I have kernel panic in safe mode or loading whithout ACPI when i add to loader.conf option IPFW_load="YES". When I compiling new kernel, I have kernel panic too. What I doing wrong?
Please help me.
P.S.Sorry, but my Eng language bad.
P.S.S. Some body help me in russian language?


----------



## vrachil (Jun 8, 2010)

You should supply more info.
For example: 
is your current kernel the GENERIC, or have you made a custom?
is your /usr/src up to date?

also, why don't you enable ipfw as described in the handbook?


----------



## fray (Jun 8, 2010)

When I edit at first time loader.conf I use GENERIC kernel. my src installed from iso when I instaling OS(iso downloaded from freebsd.org). thanks for the link, I'm going to try as there is written
P.S. thanks google for assistance in translating


----------



## Beastie (Jun 8, 2010)

Just a small note: I think it's case sensitive and should be *ipfw_load="YES"*.


----------



## fray (Jun 8, 2010)

Yes, of course, but still not loaded.
Hmm, but why?
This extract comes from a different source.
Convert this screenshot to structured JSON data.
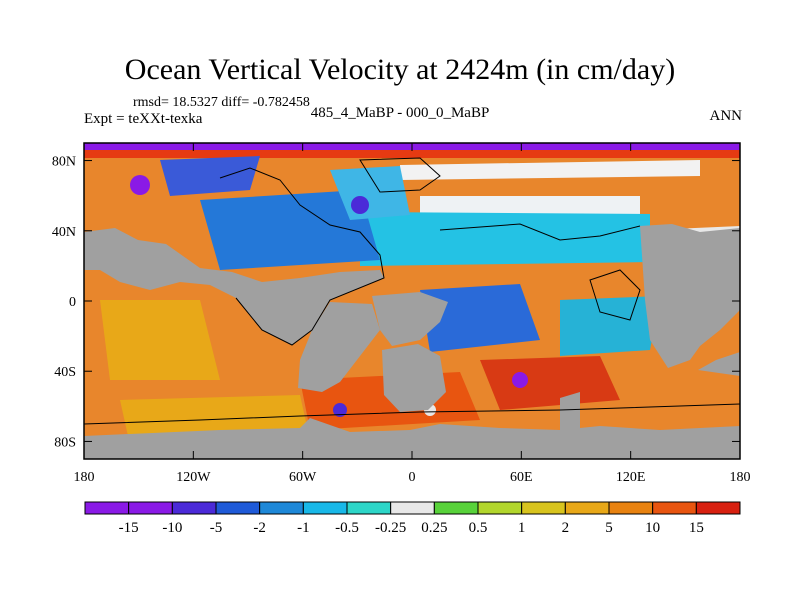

I'm thinking to use UTF-8, but now I afraid compile new kernel


----------



## fray (Jun 8, 2010)

update
with old kernel and firewall_enable="YES" in rc.conf system starting up successful, but question opened


----------



## zeiz (Jun 8, 2010)

fray said:
			
		

> Some body help me in russian language?


Great forum and great people.


----------



## SirDice (Jun 8, 2010)

Make sure your hardware is good.


----------



## vrachil (Jun 8, 2010)

fray said:
			
		

> question opened



What kind of question?


----------



## SirDice (Jun 8, 2010)

vrachil said:
			
		

> What kind of question?



Bad translation  He probably means, question remains. Most likely about the panics.


----------



## vrachil (Jun 8, 2010)

Well, we established that the kernel doesn't panic when loading the ipfw module.
In the buildkernel panics, first ensure that your source tree is up to date.
Check the handbook on how to do that.
Under the A.6.5 paragraph, you need to check the src-* tags. For example src-all is everything under /usr/src, and src-sys is the kernel.


----------